Robert Whittaker is ready to prove he’s a different fighter and it starts with his upcoming rematch with UFC middleweight champion Israel Adesanya at UFC 271 on Feb. 12 from Houston, Texas.
The first time Whittaker met Adesanya it came back in 2019 at UFC 243. Whittaker was the undisputed UFC middleweight champion at that time and had produced a perfect 8-0 record at 185 pounds since moving up from welterweight five years prior. Adesanya, who was rising the ranks quicker than anyone we’ve seen before, ended up defeating Whittaker with a second-round knockout and walked away with the title. “Last Stylebender” hasn’t relinquished it ever since.
With the rematch just one month away Whittaker is reflecting once again on what went wrong in his first meeting with Adesanya. It’s possible that Adesanya is simply the better fighter, but Whittaker believes his own ego was the biggest reason he lost his title over two years ago.
“Other opponents have tried (to get in my head like Adesanya did),” Whittaker told MMA Junkie. “I think it was a whole host of different things that got into my own head, and there was a lot of things on my end – it’s the way I handled them and the way I took them that made it worse.
“I think (Adesanya) even mentioned it – that my ego was something that affected me. As much as I don’t want to acknowledge my opponent for insight, my ego probably was a big thing, was a big part of why my head space wasn’t where it should’ve been for that fight – why I was letting the debate between Australia and New Zealand get to me, why I was letting all these little things get to me. It showed. The results of that showed in the way I was behaving, in the way I put the fight together and the way I was fighting in the moment. I’ve acknowledged all of that and you can see obviously I’ve come to terms with all of that and I’m a different fighter now than I was then.”
Whittaker, who has gone 3-0 since his loss to Adesanya back at UFC 243, seems to be in a better head space heading into his rematch with the champ. The former middleweight king has had plenty of time to reassess his mistakes and make the necessary changes to reclaim UFC gold in a matter of weeks.
“The only time I feel as an athlete you can correct yourself, you can do better, you can get better, is when you acknowledge your mistakes,” Whittaker said. “That’s what I’ve been doing since that first loss (to Adesanya). And every fight since that loss, I’ve been putting things together, acknowledging what I could do better, what I did wrong, what I could change, and it’s all led me to here. I’m very excited to get in there and put my skills to the test again.”
As far as a prediction for the fight, Whittaker believes a calmer approach will allow him to land better shots than he did in the first fight. It will also prevent him from getting countered by Adesanya, who many consider to be one of the very best strikers in all of MMA.
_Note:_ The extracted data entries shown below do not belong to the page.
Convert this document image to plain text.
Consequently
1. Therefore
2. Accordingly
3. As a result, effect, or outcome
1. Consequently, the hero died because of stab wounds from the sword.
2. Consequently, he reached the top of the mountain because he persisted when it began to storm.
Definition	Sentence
“Getting hit in the face – definitely that one (was my biggest mistake),” Whittaker said. “(But) probably my recklessness – I was recklessly charging in. I was falling into every one of his baits, every one of his traps, and just stubbornly trying to press forward, trying to press the attack, (and) rip his head off. That’s what was going through my head, and it didn’t work. It didn’t work. That’s not how I usually fight. You don’t see me fight like that in a lot of my other fights, forever.